Mélo de luxe
De « Femmes au bord de la crise de nerfs » à « Étreintes brisées » en passant par « Parle avec elle », les feuilletons télévisés et les romans de gare ont toujours été une source d’inspiration pour Pedro Almodovar. Pas étonnant que l’intrigue de son dernier film « Julieta » ressemble comme deux gouttes d’eau à celle d’une Telenovela espagnole. Adapté de trois nouvelles d’Alice Munro, on y suit une quinquagénaire qui, suite à une rencontre avec une ancienne connaissance de sa fille, décide de mettre sa nouvelle vie entre parenthèses afin de renouer contact avec cette dernière en lui écrivant une longue lettre révélant ce qu’elle a sur le cœur à travers le récit de moments clefs de son existence. La formule avait tout pour être gagnante et dans un sens, elle l’est, du moins à Cannes. Critiques et festivaliers ont été de cet avis même si, en ce qui me concerne, je suis assez partagé sur le résultat final.
Je reconnais que le cinéaste espagnol signe ici l’un de ses meilleurs scénarios. Moins forte que la plupart de ses héroïnes, Julieta arrive (parfois dans mon cas) à nous toucher par ses moments de joie, ses faiblesses, ses déchirements intérieurs et ses souffrances. Rôle qu’endossent à merveille Emma Suárez et Adriana Ugarte, prétendantes très crédibles au prix d’interprétation féminine lors du dernier Festival de Cannes. Quant à la mise en scène d’Almodovar, sans être sa meilleure, elle reste fluide et très maîtrisée. Le temps d’une scène, il arrive même à nous surprendre en changeant le ton (trop) sage, sérieux et conventionnel de son film en lui insufflant un climat anxiogène. Pour autant, si je n’arrive pas à lui trouver de gros défauts au vu de ses intentions de départ, il n’a jamais réussi à me captiver plus de cinq minutes d’affilée.
Pour être franc, si j’avais découvert le film en cours de route lors d’un passage télévisuel, il m’aurait été difficile de deviner que j’etais en présence d’un Almodovar. Bon, bien sûr, la présence de la couleur rouge, les beaux décors colorés, la reprise de la métaphore du train et son obsession (ici, trop marquée) pour Hitchcock sont autant d’indices reconnaissables entre mille. Mais, j’ai trouvé qu’il manquait cruellement de personnages fantasques comme Agrado (« Tout sur ma Mère ») ou de situations qui défient les bonnes mœurs comme la relation entre Benigno et Alicia dans « Parle avec Elle », qui faisaient tant le charme de son cinéma.

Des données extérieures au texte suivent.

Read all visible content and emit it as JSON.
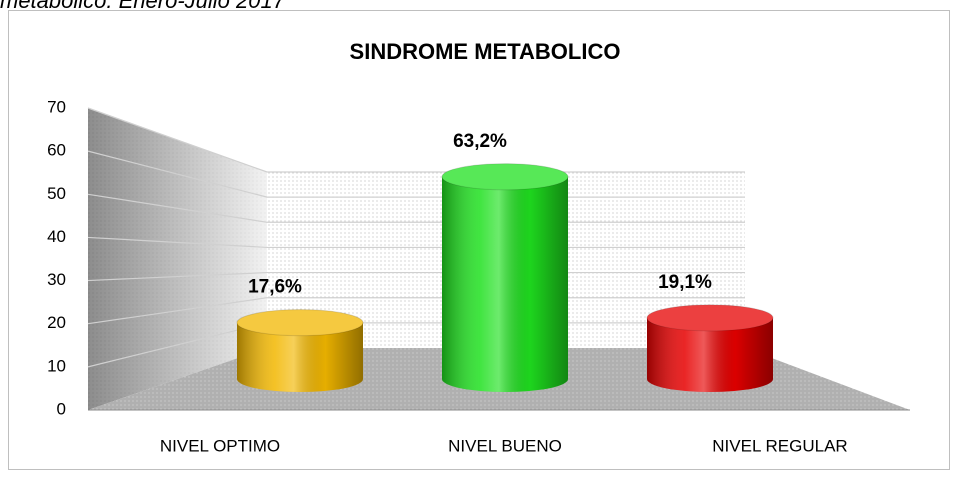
{
  "caption": "metabolico. Enero-Julio 2017",
  "chart_data": {
    "type": "bar",
    "title": "SINDROME METABOLICO",
    "categories": [
      "NIVEL OPTIMO",
      "NIVEL BUENO",
      "NIVEL REGULAR"
    ],
    "values": [
      17.6,
      63.2,
      19.1
    ],
    "value_labels": [
      "17,6%",
      "63,2%",
      "19,1%"
    ],
    "colors": [
      "#f2b700",
      "#1fe01f",
      "#e60000"
    ],
    "ylim": [
      0,
      70
    ],
    "yticks": [
      0,
      10,
      20,
      30,
      40,
      50,
      60,
      70
    ],
    "grid": true
  }
}
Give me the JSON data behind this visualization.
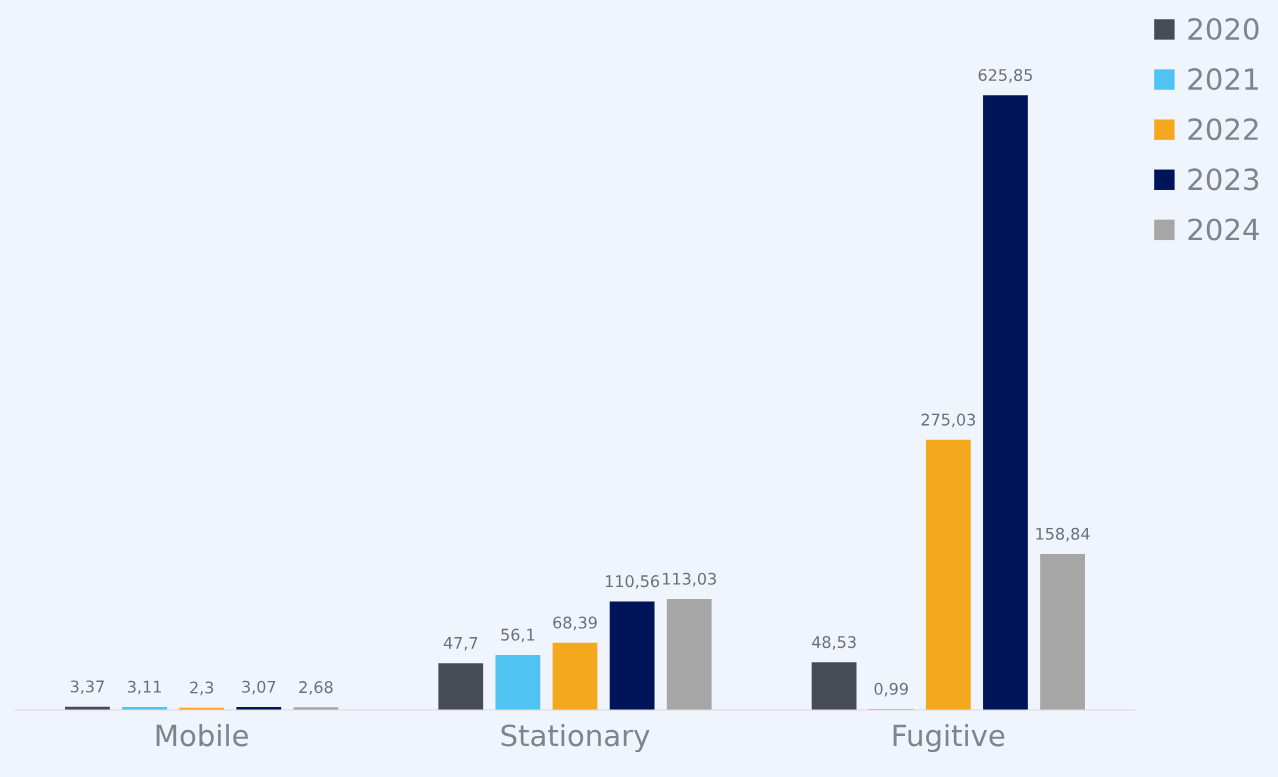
{
  "chart_data": {
    "type": "bar",
    "categories": [
      "Mobile",
      "Stationary",
      "Fugitive"
    ],
    "series": [
      {
        "name": "2020",
        "color": "#474b55",
        "values": [
          3.37,
          47.7,
          48.53
        ],
        "value_labels": [
          "3,37",
          "47,7",
          "48,53"
        ]
      },
      {
        "name": "2021",
        "color": "#4fc3f1",
        "values": [
          3.11,
          56.1,
          0.99
        ],
        "value_labels": [
          "3,11",
          "56,1",
          "0,99"
        ]
      },
      {
        "name": "2022",
        "color": "#f4a81d",
        "values": [
          2.3,
          68.39,
          275.03
        ],
        "value_labels": [
          "2,3",
          "68,39",
          "275,03"
        ]
      },
      {
        "name": "2023",
        "color": "#00145a",
        "values": [
          3.07,
          110.56,
          625.85
        ],
        "value_labels": [
          "3,07",
          "110,56",
          "625,85"
        ]
      },
      {
        "name": "2024",
        "color": "#a6a6a6",
        "values": [
          2.68,
          113.03,
          158.84
        ],
        "value_labels": [
          "2,68",
          "113,03",
          "158,84"
        ]
      }
    ],
    "legend": "top right",
    "grid": false,
    "tick_labels": "x"
  }
}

Julieta a touché mon ami du Christoblog qui s’est rendu compte qu’avec Almodovar, ils « vieillissent ensemble ».Il est, donc, en âge de pouvoir « recevoir les thémes » du film. Au fond, le cinéaste espagnol avait peut-être besoin de s’assagir pour aborder de la plus belle des façons : le temps qui passe, le retour sur le passé ou encore l’envol des enfants hors du cocon familial. Reste que moi, qui ne suis qu’au crépuscule de mon premier quart de siècle d’existence, j’ai encore besoin de me nourrir de la partie irrévérencieuse, provocante et poétique de son cinéma. Peut-être qu’avec le temps, Julieta arrivera à réellement me marquer. En tout cas, je l’espère.